The Storage of Protein, Fat, Glycogen and Uric Acid in the Fat Body and other Tissues of Mosquito Larvae

V. B. WIGGLESWORTH 1

1 London School of Hygiene and Tropical Medicine

In the newly moulted fourth stage larva of Aedes aegypti the cells of the fat body contain fat droplets and numerous watery vacuoles. Protein is present only in the form of cytoplasmic strands between these inclusions. Some of the watery vacuoles contain glycogen; in, others there is uric acid in solution. Glycogen is present also in the ganglia and connectives of the central nervous system and in great masses in the sarcoplasm enveloping the muscles and between the muscle fibrils.

During starvation, fat, glycogen and protein are used up concurrently. In 10-15 days (at 28° C.) all the stainable fat has disappeared and glycogen is absent or present in minute traces in the sarcoplasm only. Nuclei and cytoplasm in all tissues are much wasted. The utilization of protein is marked by a progressive accumulation of uric acid in the aqueous vacuoles of the fat body. In some of these uric acid may crystallize out during life. This accumulation of uric acid can be largely prevented by feeding on casein or on starch.

When starved larvae are fed on starch there is a massive deposition of glycogen in the epithelium of the posterior half of the midgut. A little is deposited in the cells of the gastric caeca and occasionally in the cells of the Malpighian tubes. Subsequently glycogen collects in the cells, of the fat body until these are enormously distended with it and around the muscles until the sarcoplasm is practically solid with glycogen. Some appears also in the central nervous system. Rather small fat droplets collect round the nuclei of the fat body and in the oenocytes.

After feeding on sugars, glycogen and fat have the same distribution as above. Different sugars vary in their efficiency as precursors of glycogen; from some (raffinose, sorbose, rhamnose, arabinose) no glycogen seems to be formed.

After-feeding on olive oil, droplets of fat are limited to the cells of the anterior half of the midgut and to some cells in the gastric caeca. Occasionally droplets appear in the cells of the Malpighian tubes. Much fat collects in the oenocytes and in the fat body, but no glycogen is laid down.

After feeding on casein there is a rapid increase in protein in the cytoplasm of all the tissues and the nuclei enlarge. Minute droplets of fat appear in the fat body, chiefly around the nuclei, and later pass outwards and enlarge. Fat accumulates also in the oenocytes. Glycogen is, deposited in large amounts in the cytoplasm and in indefinite vacuoles chiefly at the periphery of the fat body cells. It is laid down in great quantity in the sarcoplasm of the muscles, to a less extent in the central nervous system and later in the epidermis, Malpighian tubes and gut wall.
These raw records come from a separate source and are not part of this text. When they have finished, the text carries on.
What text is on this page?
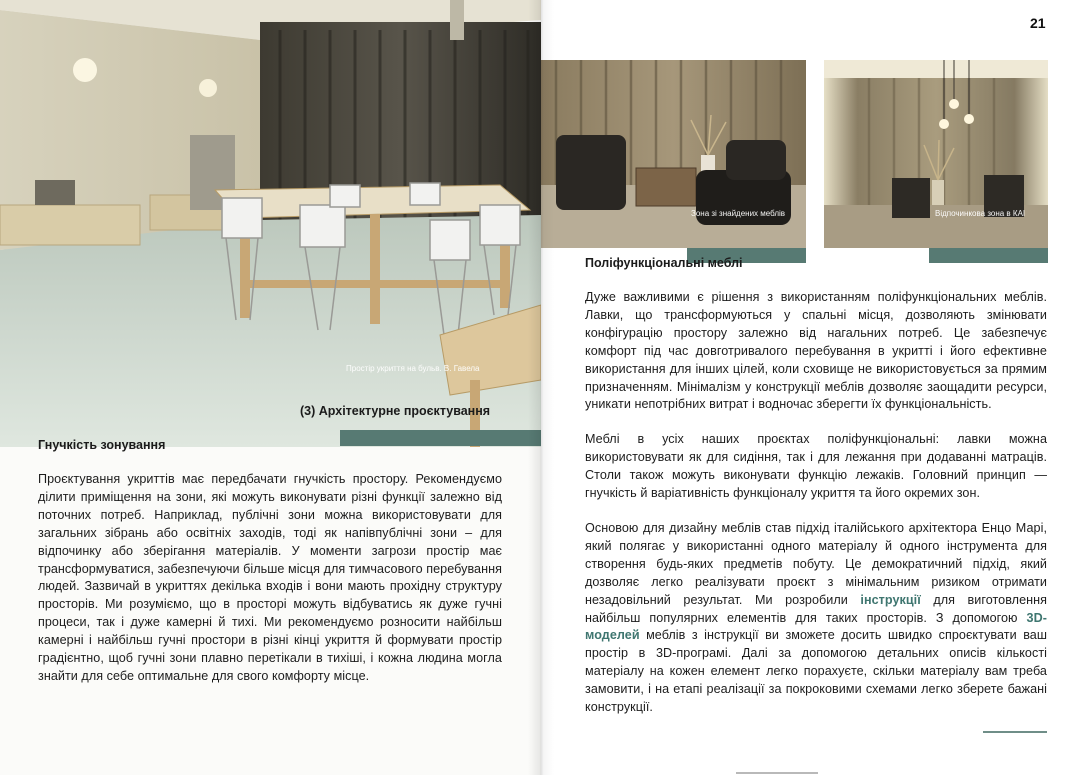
Простір укриття на бульв. В. Гавела
(3) Архітектурне проєктування
Гнучкість зонування

Проєктування укриттів має передбачати гнучкість простору. Рекомендуємо ділити приміщення на зони, які можуть виконувати різні функції залежно від поточних потреб. Наприклад, публічні зони можна використовувати для загальних зібрань або освітніх заходів, тоді як напівпублічні зони – для відпочинку або зберігання матеріалів. У моменти загрози простір має трансформуватися, забезпечуючи більше місця для тимчасового перебування людей. Зазвичай в укриттях декілька входів і вони мають прохідну структуру просторів. Ми розуміємо, що в просторі можуть відбуватись як дуже гучні процеси, так і дуже камерні й тихі. Ми рекомендуємо розносити найбільш камерні і найбільш гучні простори в різні кінці укриття й формувати простір градієнтно, щоб гучні зони плавно перетікали в тихіші, і кожна людина могла знайти для себе оптимальне для свого комфорту місце.

21
Зона зі знайдених меблів	Відпочинкова зона в КАІ
Поліфункціональні меблі

Дуже важливими є рішення з використанням поліфункціональних меблів. Лавки, що трансформуються у спальні місця, дозволяють змінювати конфігурацію простору залежно від нагальних потреб. Це забезпечує комфорт під час довготривалого перебування в укритті і його ефективне використання для інших цілей, коли сховище не використовується за прямим призначенням. Мінімалізм у конструкції меблів дозволяє заощадити ресурси, уникати непотрібних витрат і водночас зберегти їх функціональність.

Меблі в усіх наших проєктах поліфункціональні: лавки можна використовувати як для сидіння, так і для лежання при додаванні матраців. Столи також можуть виконувати функцію лежаків. Головний принцип — гнучкість й варіативність функціоналу укриття та його окремих зон.

Основою для дизайну меблів став підхід італійського архітектора Енцо Марі, який полягає у використанні одного матеріалу й одного інструмента для створення будь-яких предметів побуту. Це демократичний підхід, який дозволяє легко реалізувати проєкт з мінімальним ризиком отримати незадовільний результат. Ми розробили інструкції для виготовлення найбільш популярних елементів для таких просторів. З допомогою 3D-моделей меблів з інструкції ви зможете досить швидко спроєктувати ваш простір в 3D-програмі. Далі за допомогою детальних описів кількості матеріалу на кожен елемент легко порахуєте, скільки матеріалу вам треба замовити, і на етапі реалізації за покроковими схемами легко зберете бажані конструкції.
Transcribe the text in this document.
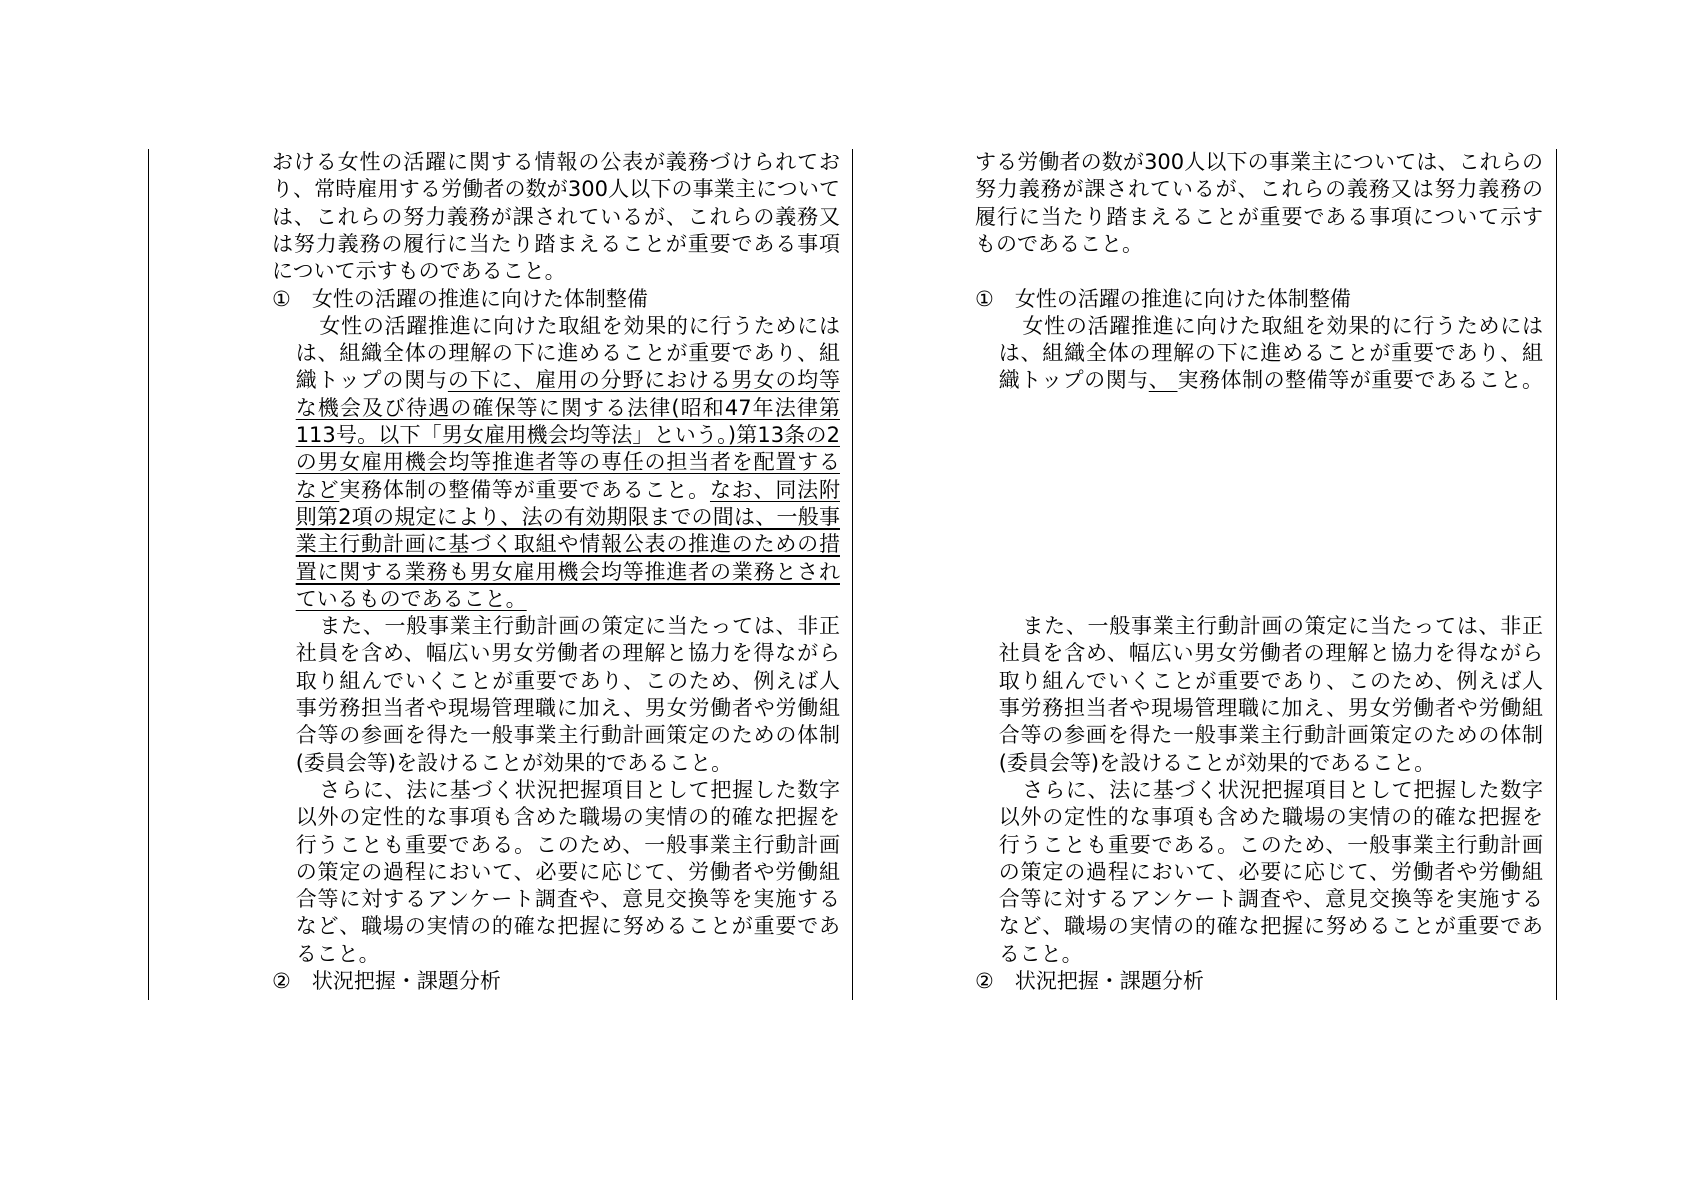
おける女性の活躍に関する情報の公表が義務づけられてお
り、常時雇用する労働者の数が300人以下の事業主について
は、これらの努力義務が課されているが、これらの義務又
は努力義務の履行に当たり踏まえることが重要である事項
について示すものであること。
①　女性の活躍の推進に向けた体制整備
女性の活躍推進に向けた取組を効果的に行うためには
は、組織全体の理解の下に進めることが重要であり、組
織トップの関与の下に、雇用の分野における男女の均等
な機会及び待遇の確保等に関する法律(昭和47年法律第
113号。以下「男女雇用機会均等法」という。)第13条の2
の男女雇用機会均等推進者等の専任の担当者を配置する
など実務体制の整備等が重要であること。なお、同法附
則第2項の規定により、法の有効期限までの間は、一般事
業主行動計画に基づく取組や情報公表の推進のための措
置に関する業務も男女雇用機会均等推進者の業務とされ
ているものであること。
また、一般事業主行動計画の策定に当たっては、非正
社員を含め、幅広い男女労働者の理解と協力を得ながら
取り組んでいくことが重要であり、このため、例えば人
事労務担当者や現場管理職に加え、男女労働者や労働組
合等の参画を得た一般事業主行動計画策定のための体制
(委員会等)を設けることが効果的であること。
さらに、法に基づく状況把握項目として把握した数字
以外の定性的な事項も含めた職場の実情の的確な把握を
行うことも重要である。このため、一般事業主行動計画
の策定の過程において、必要に応じて、労働者や労働組
合等に対するアンケート調査や、意見交換等を実施する
など、職場の実情の的確な把握に努めることが重要であ
ること。
②　状況把握・課題分析
する労働者の数が300人以下の事業主については、これらの
努力義務が課されているが、これらの義務又は努力義務の
履行に当たり踏まえることが重要である事項について示す
ものであること。
①　女性の活躍の推進に向けた体制整備
女性の活躍推進に向けた取組を効果的に行うためには
は、組織全体の理解の下に進めることが重要であり、組
織トップの関与、 実務体制の整備等が重要であること。
また、一般事業主行動計画の策定に当たっては、非正
社員を含め、幅広い男女労働者の理解と協力を得ながら
取り組んでいくことが重要であり、このため、例えば人
事労務担当者や現場管理職に加え、男女労働者や労働組
合等の参画を得た一般事業主行動計画策定のための体制
(委員会等)を設けることが効果的であること。
さらに、法に基づく状況把握項目として把握した数字
以外の定性的な事項も含めた職場の実情の的確な把握を
行うことも重要である。このため、一般事業主行動計画
の策定の過程において、必要に応じて、労働者や労働組
合等に対するアンケート調査や、意見交換等を実施する
など、職場の実情の的確な把握に努めることが重要であ
ること。
②　状況把握・課題分析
Minute droplets rich in protein appear on the nuclear membrane of the fat body cells; they have the appearance of being discharged from the nuclei; gradually they enlarge and pass outward among the fat droplets. These protein droplets blacken with osmic acid but they do not stain with fat stains. They are basophil when first formed, becoming acidophil as they enlarge.

After feeding on alanine or glutaminic acid glycogen is laid down, as after carbohydrates, in the caecal cells, the pyloric half of the midgut, the central nervous system, sarcoplasm and fat body. Small amounts of fat become visible in the fat body.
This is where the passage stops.